Ginny & Georgia’s “everything all the time†impulse works best in the high school context, where it makes sense for a passel of teenagers to be overwhelmed by a dozen different sources of sexual, emotional, and social tension, and to feel highly attuned to them at all times. The series also puts the most loving energy into its high school tropes — the big school sleepover event, college-application anxiety, the terrible racist teacher, the cliques. I was grateful to see the revival of one of my personal favorites, Hot Neighbor With Floppy Dark Hair Who’s Not Your Boyfriend But Climbs Into Your Bedroom Window to Make Banter Sometimes. It’s also easiest to feel for Ginny. She makes some terrible decisions and she’s sometimes cruel, but she has the most compelling motives for her behavior, and she’s at the center of the show’s best stories about friendship, sex, class, and race.
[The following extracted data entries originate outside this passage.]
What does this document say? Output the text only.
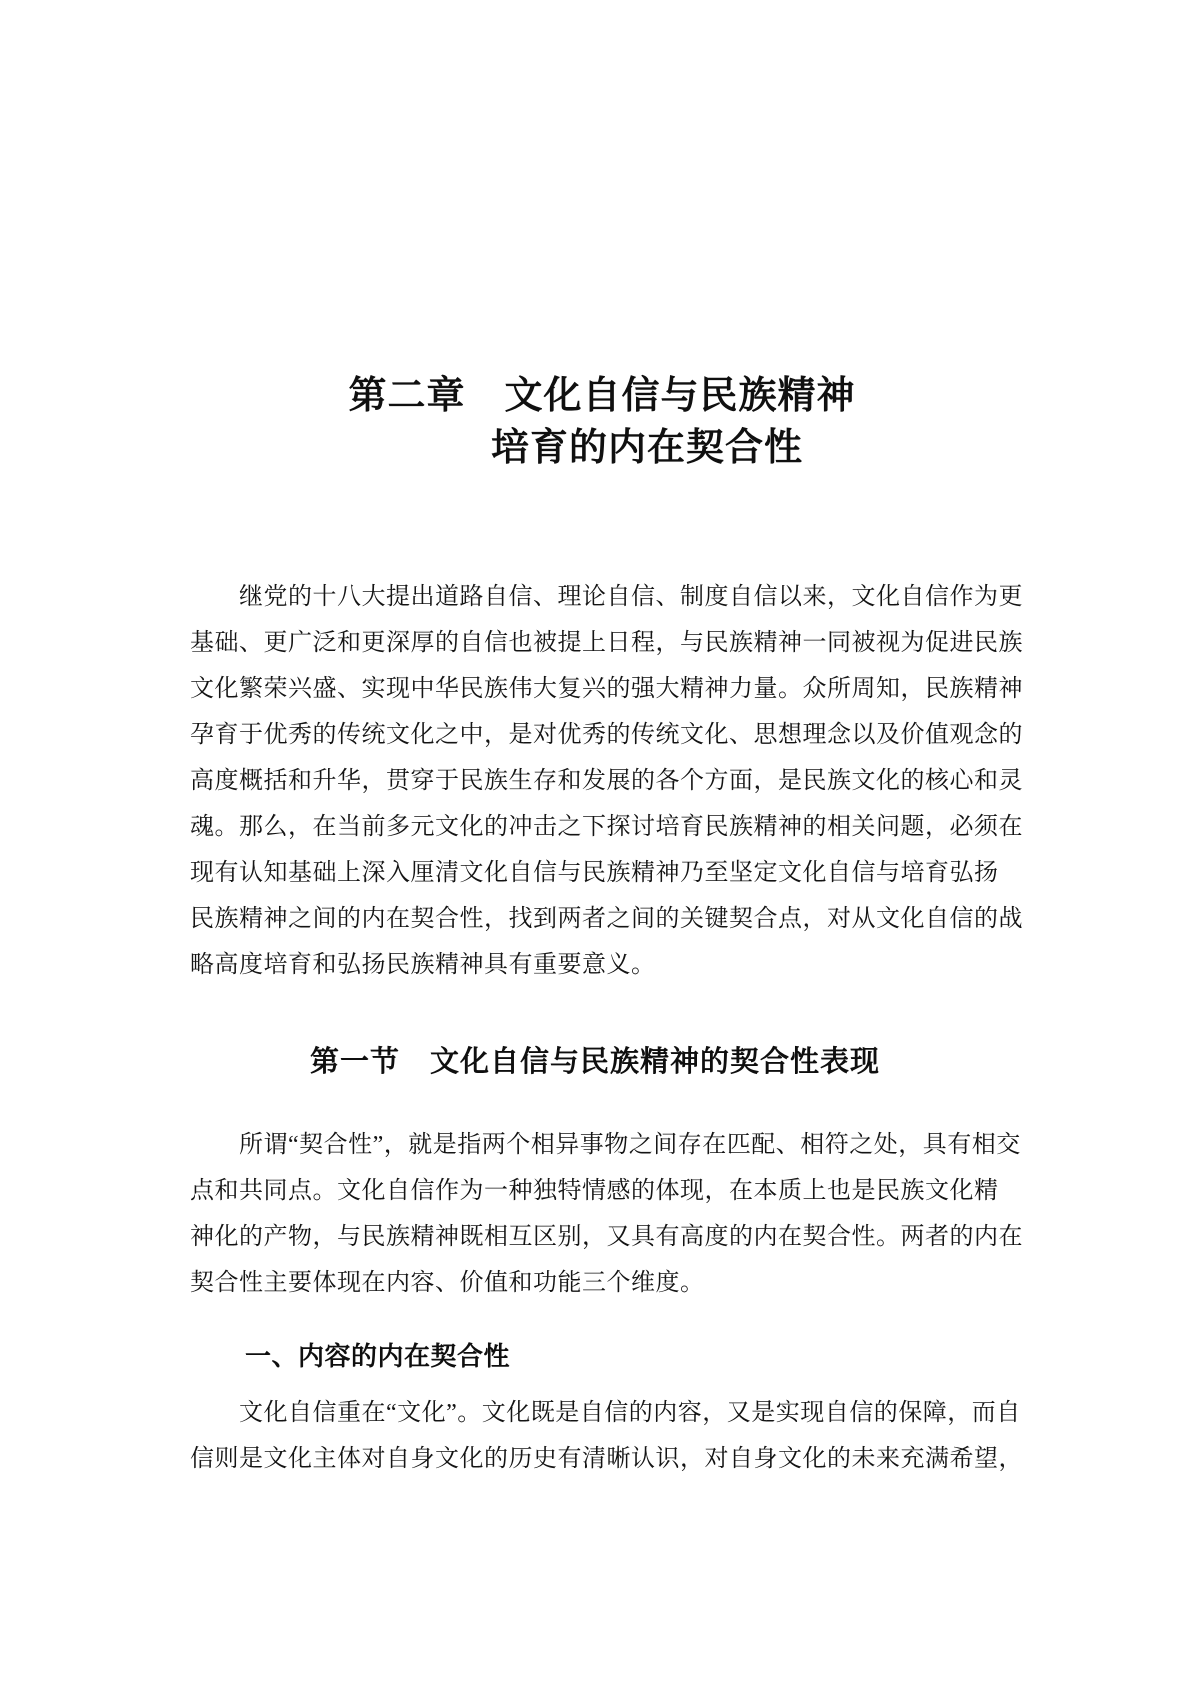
第二章　文化自信与民族精神
培育的内在契合性
　　继党的十八大提出道路自信、理论自信、制度自信以来，文化自信作为更
基础、更广泛和更深厚的自信也被提上日程，与民族精神一同被视为促进民族
文化繁荣兴盛、实现中华民族伟大复兴的强大精神力量。众所周知，民族精神
孕育于优秀的传统文化之中，是对优秀的传统文化、思想理念以及价值观念的
高度概括和升华，贯穿于民族生存和发展的各个方面，是民族文化的核心和灵
魂。那么，在当前多元文化的冲击之下探讨培育民族精神的相关问题，必须在
现有认知基础上深入厘清文化自信与民族精神乃至坚定文化自信与培育弘扬
民族精神之间的内在契合性，找到两者之间的关键契合点，对从文化自信的战
略高度培育和弘扬民族精神具有重要意义。
第一节　文化自信与民族精神的契合性表现
　　所谓“契合性”，就是指两个相异事物之间存在匹配、相符之处，具有相交
点和共同点。文化自信作为一种独特情感的体现，在本质上也是民族文化精
神化的产物，与民族精神既相互区别，又具有高度的内在契合性。两者的内在
契合性主要体现在内容、价值和功能三个维度。
一、内容的内在契合性
　　文化自信重在“文化”。文化既是自信的内容，又是实现自信的保障，而自
信则是文化主体对自身文化的历史有清晰认识，对自身文化的未来充满希望，
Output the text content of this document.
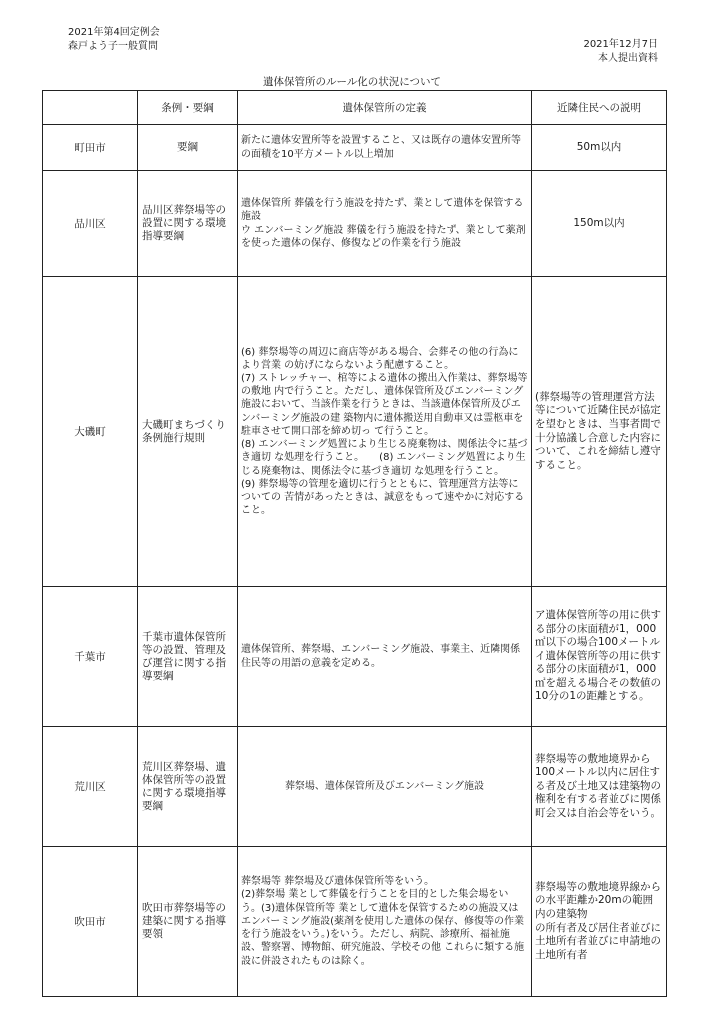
2021年第4回定例会
森戸よう子一般質問	2021年12月7日
本人提出資料
遺体保管所のルール化の状況について
	条例・要綱	遺体保管所の定義	近隣住民への説明
町田市	要綱	新たに遺体安置所等を設置すること、又は既存の遺体安置所等の面積を10平方メートル以上増加	50m以内
品川区	品川区葬祭場等の設置に関する環境指導要綱	遺体保管所 葬儀を行う施設を持たず、業として遺体を保管する施設
ウ エンバーミング施設 葬儀を行う施設を持たず、業として薬剤を使った遺体の保存、修復などの作業を行う施設	150m以内
大磯町	大磯町まちづくり条例施行規則	(6) 葬祭場等の周辺に商店等がある場合、会葬その他の行為により営業 の妨げにならないよう配慮すること。　　　　　　　　　　(7) ストレッチャー、棺等による遺体の搬出入作業は、葬祭場等の敷地 内で行うこと。ただし、遺体保管所及びエンバーミング施設において、当該作業を行うときは、当該遺体保管所及びエンバーミング施設の建 築物内に遺体搬送用自動車又は霊柩車を駐車させて開口部を締め切っ て行うこと。
(8) エンバーミング処置により生じる廃棄物は、関係法令に基づき適切 な処理を行うこと。　　(8) エンバーミング処置により生じる廃棄物は、関係法令に基づき適切 な処理を行うこと。
(9) 葬祭場等の管理を適切に行うとともに、管理運営方法等についての 苦情があったときは、誠意をもって速やかに対応すること。	(葬祭場等の管理運営方法等について近隣住民が協定を望むときは、当事者間で十分協議し合意した内容について、これを締結し遵守すること。
千葉市	千葉市遺体保管所等の設置、管理及び運営に関する指導要綱	遺体保管所、葬祭場、エンバーミング施設、事業主、近隣関係住民等の用語の意義を定める。	ア遺体保管所等の用に供する部分の床面積が1，000㎡以下の場合100メートル　イ遺体保管所等の用に供する部分の床面積が1，000㎡を超える場合その数値の10分の1の距離とする。
荒川区	荒川区葬祭場、遺体保管所等の設置に関する環境指導要綱	葬祭場、遺体保管所及びエンバーミング施設	葬祭場等の敷地境界から100メートル以内に居住する者及び土地又は建築物の権利を有する者並びに関係町会又は自治会等をいう。
吹田市	吹田市葬祭場等の建築に関する指導要領	葬祭場等 葬祭場及び遺体保管所等をいう。
(2)葬祭場 業として葬儀を行うことを目的とした集会場をいう。(3)遺体保管所等 業として遺体を保管するための施設又はエンバーミング施設(薬剤を使用した遺体の保存、修復等の作業を行う施設をいう。)をいう。ただし、病院、診療所、福祉施設、警察署、博物館、研究施設、学校その他 これらに類する施設に併設されたものは除く。	葬祭場等の敷地境界線からの水平距離か20mの範囲内の建築物
の所有者及び居住者並びに土地所有者並びに申請地の土地所有者
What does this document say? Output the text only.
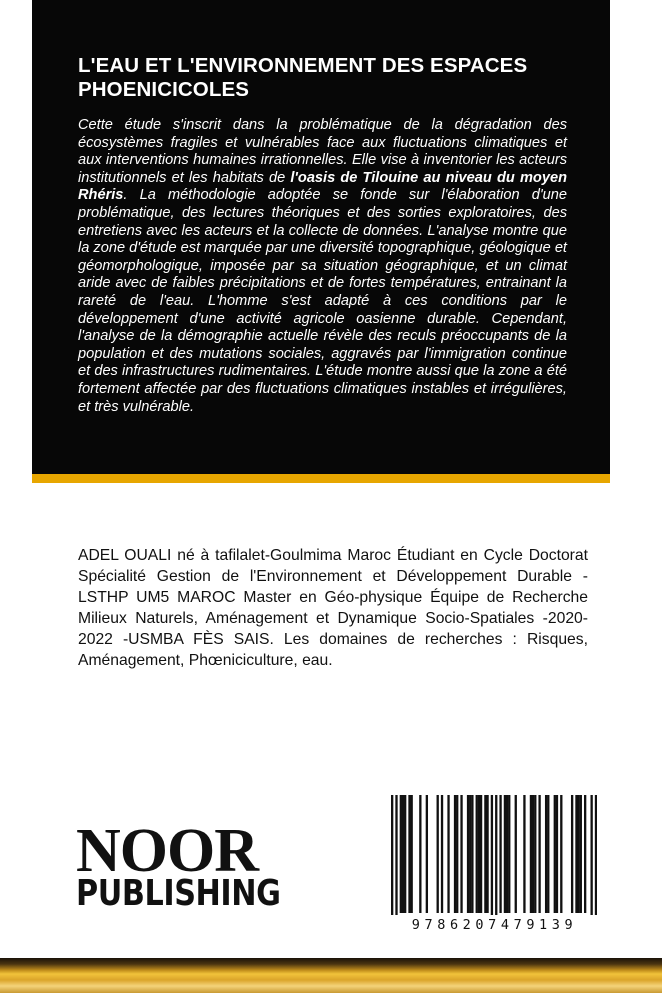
L'EAU ET L'ENVIRONNEMENT DES ESPACES PHOENICICOLES

Cette étude s'inscrit dans la problématique de la dégradation des écosystèmes fragiles et vulnérables face aux fluctuations climatiques et aux interventions humaines irrationnelles. Elle vise à inventorier les acteurs institutionnels et les habitats de l'oasis de Tilouine au niveau du moyen Rhéris. La méthodologie adoptée se fonde sur l'élaboration d'une problématique, des lectures théoriques et des sorties exploratoires, des entretiens avec les acteurs et la collecte de données. L'analyse montre que la zone d'étude est marquée par une diversité topographique, géologique et géomorphologique, imposée par sa situation géographique, et un climat aride avec de faibles précipitations et de fortes températures, entrainant la rareté de l'eau. L'homme s'est adapté à ces conditions par le développement d'une activité agricole oasienne durable. Cependant, l'analyse de la démographie actuelle révèle des reculs préoccupants de la population et des mutations sociales, aggravés par l'immigration continue et des infrastructures rudimentaires. L'étude montre aussi que la zone a été fortement affectée par des fluctuations climatiques instables et irrégulières, et très vulnérable.

ADEL OUALI né à tafilalet-Goulmima Maroc Étudiant en Cycle Doctorat Spécialité Gestion de l'Environnement et Développement Durable - LSTHP UM5 MAROC Master en Géo-physique Équipe de Recherche Milieux Naturels, Aménagement et Dynamique Socio-Spatiales -2020-2022 -USMBA FÈS SAIS. Les domaines de recherches : Risques, Aménagement, Phœniciculture, eau.

NOOR
PUBLISHING
9786207479139
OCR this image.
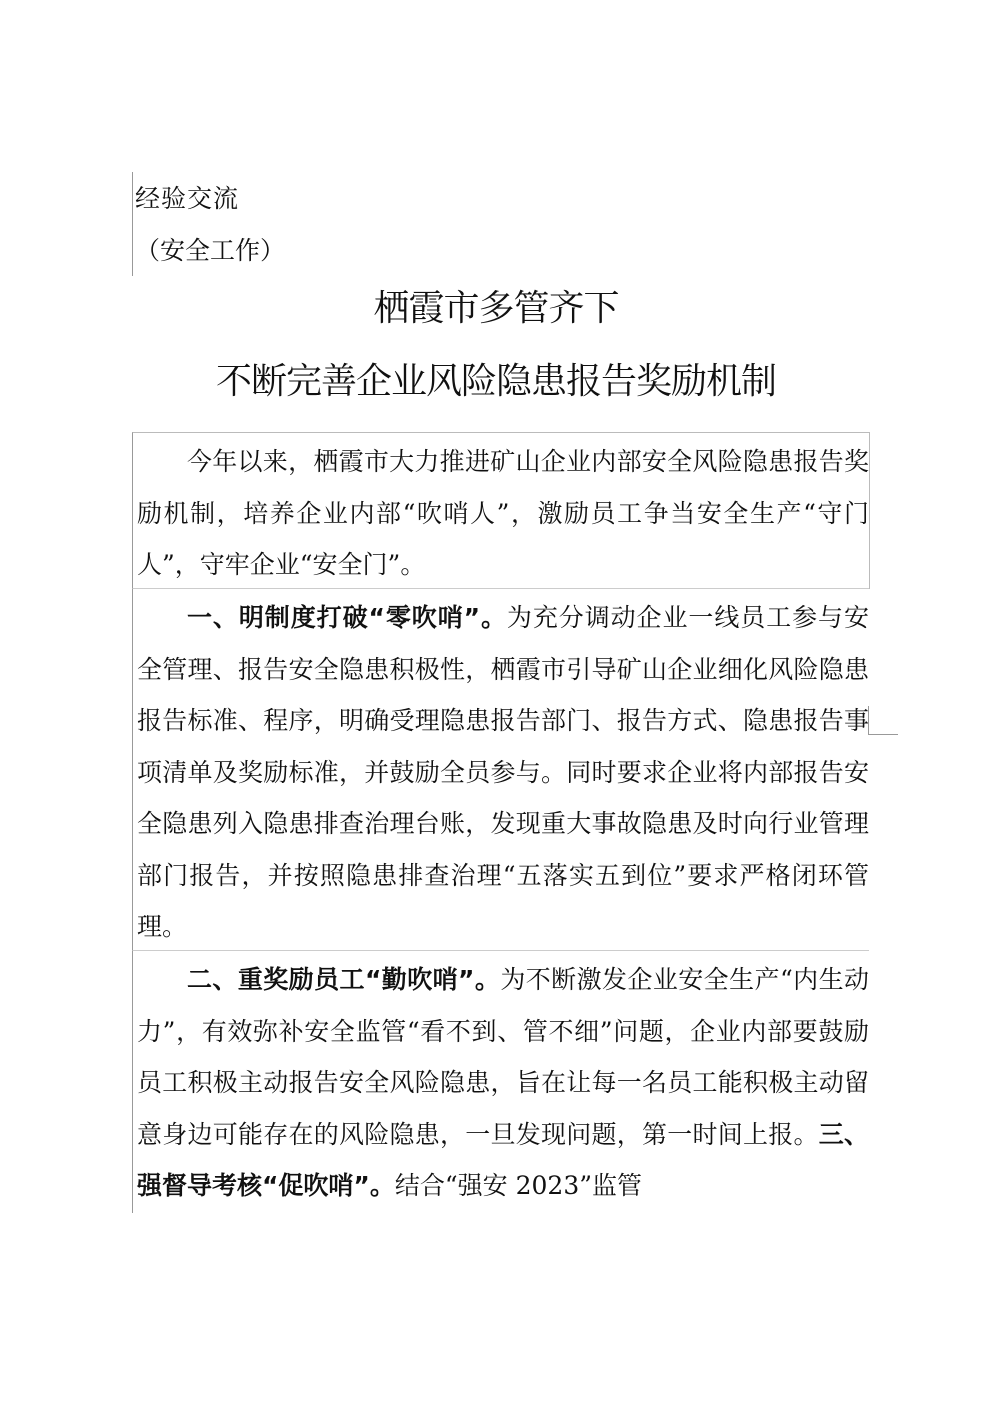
经验交流
（安全工作）
栖霞市多管齐下
不断完善企业风险隐患报告奖励机制
今年以来，栖霞市大力推进矿山企业内部安全风险隐患报告奖励机制，培养企业内部“吹哨人”，激励员工争当安全生产“守门人”，守牢企业“安全门”。
一、明制度打破“零吹哨”。为充分调动企业一线员工参与安全管理、报告安全隐患积极性，栖霞市引导矿山企业细化风险隐患报告标准、程序，明确受理隐患报告部门、报告方式、隐患报告事项清单及奖励标准，并鼓励全员参与。同时要求企业将内部报告安全隐患列入隐患排查治理台账，发现重大事故隐患及时向行业管理部门报告，并按照隐患排查治理“五落实五到位”要求严格闭环管理。
二、重奖励员工“勤吹哨”。为不断激发企业安全生产“内生动力”，有效弥补安全监管“看不到、管不细”问题，企业内部要鼓励员工积极主动报告安全风险隐患，旨在让每一名员工能积极主动留意身边可能存在的风险隐患，一旦发现问题，第一时间上报。三、强督导考核“促吹哨”。结合“强安 2023”监管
The Georgia side of the equation is much wobblier. She is a character who’s constantly fending off accusations that she is a bad mother, either explicit ones from the fellow town mothers, or implicit ones from some of her love interests, her children, figures from her past. And the thing is … she is, often, a bad mother. For instance, she does quite a bit of crime. There’s a whole arc with Austin that involves him stabbing a classmate, and Georgia barely notices. She hides things from Ginny in the name of protecting her, and that backfires about seven different ways. But the show can’t decide whether it’s on Georgia’s side or not, or whether she’s supposed to be a Breaking Bad–type villain who we sympathize with even when we shouldn’t. The feeling changes dramatically depending what mode the show is in, and who Georgia’s harming in the name of saving her family. By the end of the season, it’s fairly obvious that Georgia’s got some real problems. It’s much less obvious whether Ginny & Georgia wants us to hold them against her.
Mr. Fieri made those Trash Can Nachos because there was a market for them, and even for someone who doesn’t love the entire presentation, there’s probably going to be at least some part of those nachos that tastes good. That’s true for Ginny & Georgia, too. The whole package may be dubiously conceived and overstuffed, but there’s enough going on that some of it can’t help but work.